I should not be amazed, and yet I was. She’d written her friend that she’d settled in the south of England, and her former husband had just been murdered.
The woman who stood before me was Marguerite Isherwood, Colonel Isherwood’s rejected wife.
Chapter 9
Marguerite regarded me with a twinkle of amusement, relishing that she’d rendered me mute.
Seven years had not aged her much. Her dark hair held no gray, her face no lines. Gone was the bitter self-deprecation that had once marked her, but otherwise, her cheeks were as pink, her stance as upright, her smile as broad.
Her hand, covered in thin leather, remained outstretched. Awkwardly, I took it.
The man who’d followed her stepped to her side, extending his hand when Marguerite withdrew hers. “William Gibbons, sir, at your service.”
I made myself follow formalities. “Captain Gabriel Lacey.”
“An old friend from army days.” Marguerite’s voice held merriment. “When I followed the drum on the Peninsula.”
Her gaze dropped to my walking stick and the leg it supported, but she refrained from comment. I’d been a whole man when she’d last seen me.
Mr. Gibbons, like his suit, was plain, no handsomeness in his face.
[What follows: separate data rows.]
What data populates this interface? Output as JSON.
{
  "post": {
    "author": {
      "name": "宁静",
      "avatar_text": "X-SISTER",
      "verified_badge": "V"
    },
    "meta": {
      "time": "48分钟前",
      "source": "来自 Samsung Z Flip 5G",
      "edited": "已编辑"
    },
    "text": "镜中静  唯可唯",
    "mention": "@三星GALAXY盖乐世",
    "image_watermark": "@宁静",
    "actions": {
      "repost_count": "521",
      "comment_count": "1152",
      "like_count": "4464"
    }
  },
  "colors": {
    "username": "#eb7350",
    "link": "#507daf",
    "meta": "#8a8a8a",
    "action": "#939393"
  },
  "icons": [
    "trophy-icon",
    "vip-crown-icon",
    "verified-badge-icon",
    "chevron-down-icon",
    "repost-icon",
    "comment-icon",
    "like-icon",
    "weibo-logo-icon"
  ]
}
But it was a comfortable face, with brown eyes that were pleasantly crinkled, his hair brushed with gray. A man one would enjoy chatting with down the pub.
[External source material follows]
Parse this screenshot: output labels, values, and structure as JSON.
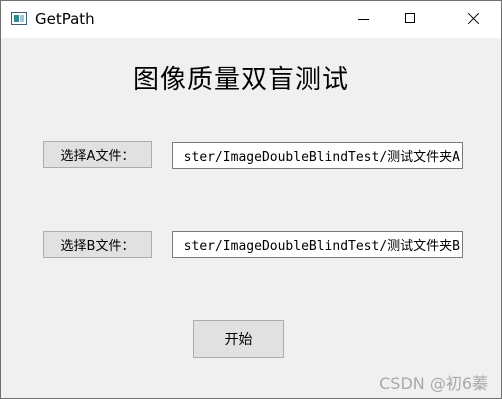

“Pleased to hear he is a friend,” Mr. Gibbons said to his wife. “Those were unhappy times.”
“They were indeed trying,” Marguerite replied. “Captain Lacey was ever courteous.”
I swallowed a cough. “Thank you,” was all I could manage.
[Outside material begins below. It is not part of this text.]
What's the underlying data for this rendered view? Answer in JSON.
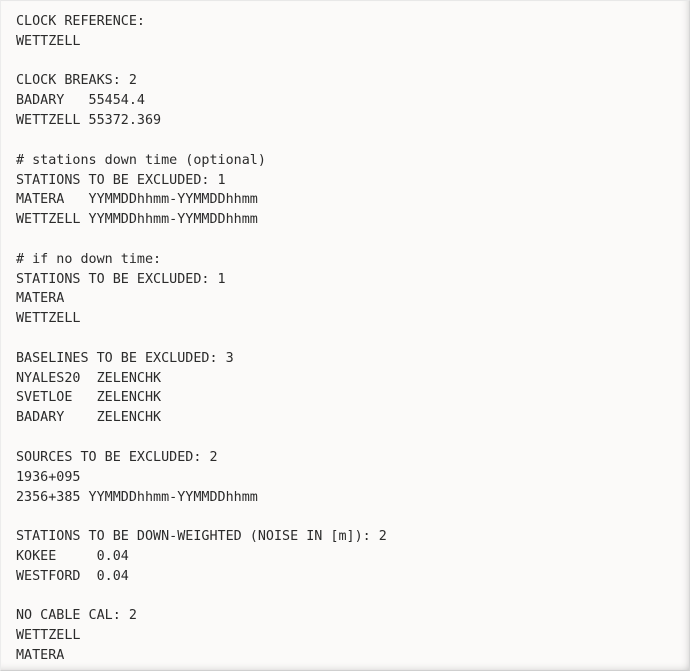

Marguerite’s smile deepened. “I find myself in much more agreeable circumstances now.” She took her husband’s arm.
Mr. Gibbons gave me a nod, his pride obvious. “Yes, I am the most fortunate of men.”
Divorce, I well knew, carried a stigma for both the divorced wife and the husband, as well as anyone who married either. Scandal followed them, whispers continued. Yet Gibbons had been happy to marry Marguerite, scandal be damned.
Isherwood was dead now, making Marguerite a true widow.
Mr. Gibbons glanced at someone behind me and made an abrupt and deep bow. Marguerite released his arm and dropped into a respectful curtsy.
“Your ladyship,” she murmured.
I was aware of Donata coming to rest beside me, her warmth cutting the sudden chill of the summer breeze. She smelled of wind and the sun, dust from the shingle beach.
“Good evening,” she said politely.
Marguerite and Mr. Gibbons returned the greeting deferentially and then said nothing more. One did not converse freely with a daughter of the peerage unless they had been introduced. The fact that they knew she was an earl’s daughter and viscount’s widow did not surprise me. Our marriage had been announced and speculated about in every newspaper.
“Mr. and Mrs. Gibbons,” I explained awkwardly to Donata. “Visitors to Brighton.” I turned to them. “My wife, Lady Breckenridge.”
“Mrs. Lacey,”Donata corrected me as she gave the Gibbonses a neutral smile. “The sunshine is lovely, is it not? Such a change from London’s dreariness.”
A safe and expected thing to say. We all agreed the weather in Brighton was far superior to London’s smoky gloom.
Donata ended the conversation. “Enjoy your evening. Forgive me—I must ask the captain to drag our son from the water before he becomes a fish.”
After polite chuckles, another “Your Ladyship,” and a curtsy and bow, Donata nodded regally and led me off.
I remained silent as I trudged clumsily across the shingle and a few paces into the sea to lift Peter from it. He was not happy to leave his impromptu swum, but he clung to me as I hoisted him to my shoulder and carried him out.